The p value is 0.000000049 which is less than the usual significance level 0.05 and hence we can reject the Null hypothesis and say that the population mean is not 98.6

Trying the t-test: Since we are comparing the mean value to a reference number, the calculation of both z score and t score remains same and hence value remains same.
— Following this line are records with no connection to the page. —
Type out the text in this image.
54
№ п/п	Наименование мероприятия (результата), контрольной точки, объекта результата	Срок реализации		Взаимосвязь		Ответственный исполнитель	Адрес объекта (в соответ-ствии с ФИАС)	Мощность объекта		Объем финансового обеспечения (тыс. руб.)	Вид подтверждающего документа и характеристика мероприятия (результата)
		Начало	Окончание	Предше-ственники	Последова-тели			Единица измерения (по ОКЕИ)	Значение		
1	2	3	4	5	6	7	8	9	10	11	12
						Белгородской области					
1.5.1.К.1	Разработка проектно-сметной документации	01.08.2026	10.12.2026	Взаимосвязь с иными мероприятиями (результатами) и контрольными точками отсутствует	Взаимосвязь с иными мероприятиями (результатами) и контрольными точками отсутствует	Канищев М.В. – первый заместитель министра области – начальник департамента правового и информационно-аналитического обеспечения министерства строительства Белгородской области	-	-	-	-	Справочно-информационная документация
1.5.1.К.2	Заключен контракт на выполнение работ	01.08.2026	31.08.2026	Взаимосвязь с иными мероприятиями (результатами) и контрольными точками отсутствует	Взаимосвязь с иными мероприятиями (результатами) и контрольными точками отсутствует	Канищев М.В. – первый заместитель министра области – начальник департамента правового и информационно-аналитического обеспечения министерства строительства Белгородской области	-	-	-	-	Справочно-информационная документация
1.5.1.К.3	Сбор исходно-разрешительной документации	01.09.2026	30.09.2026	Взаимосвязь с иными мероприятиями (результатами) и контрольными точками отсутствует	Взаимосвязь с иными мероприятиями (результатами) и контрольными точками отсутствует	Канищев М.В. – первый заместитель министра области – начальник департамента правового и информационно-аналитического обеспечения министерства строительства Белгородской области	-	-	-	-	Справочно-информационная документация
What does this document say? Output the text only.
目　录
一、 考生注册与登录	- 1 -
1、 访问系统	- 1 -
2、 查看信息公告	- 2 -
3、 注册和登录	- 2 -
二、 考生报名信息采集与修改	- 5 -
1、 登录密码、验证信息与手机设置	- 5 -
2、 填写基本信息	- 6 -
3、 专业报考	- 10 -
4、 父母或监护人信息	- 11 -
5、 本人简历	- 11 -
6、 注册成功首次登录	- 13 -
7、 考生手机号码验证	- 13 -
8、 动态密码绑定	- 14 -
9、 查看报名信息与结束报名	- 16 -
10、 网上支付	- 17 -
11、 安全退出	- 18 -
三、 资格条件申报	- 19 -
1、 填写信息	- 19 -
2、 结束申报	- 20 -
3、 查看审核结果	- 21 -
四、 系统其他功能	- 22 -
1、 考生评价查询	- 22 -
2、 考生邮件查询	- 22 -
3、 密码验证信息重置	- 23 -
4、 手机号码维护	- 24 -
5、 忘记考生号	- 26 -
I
However the p-value differs slighlty from the other.



In [5]:

    
#Question 4:
#For a 95% Confidence Interval the Confidence interval can be computed as:
variance_=np.std(t)/np.sqrt(no_of_samples)
mean_=np.mean(t)
confidence_interval = stats.norm.interval(0.95, loc=mean_, scale=variance_)
print("The Confidence Interval Lies between %F and %F"%(confidence_interval[0],confidence_interval[1]))









    



The Confidence Interval Lies between 98.123682 and 98.374779

Any temperatures out of this range should be considered abnormal.

Question 5: Here we use t-test statistic because we want to compare the mean of two groups involved, the male and the female group and it is better to use a t-test.



In [6]:

    
temp_male=df.temperature[df.gender=='M']
female_temp=df.temperature[df.gender=='F']
ttest_ind(temp_male,female_temp)









    Out[6]:





Ttest_indResult(statistic=-2.2854345381656103, pvalue=0.023931883122395609)

Considering the Null hypothesis that there is no difference between the two groups, the p-value observed is lesser than the significance level and hence we can reject the Null hypothesis saying that there is a difference in the body temperature amongst men and women.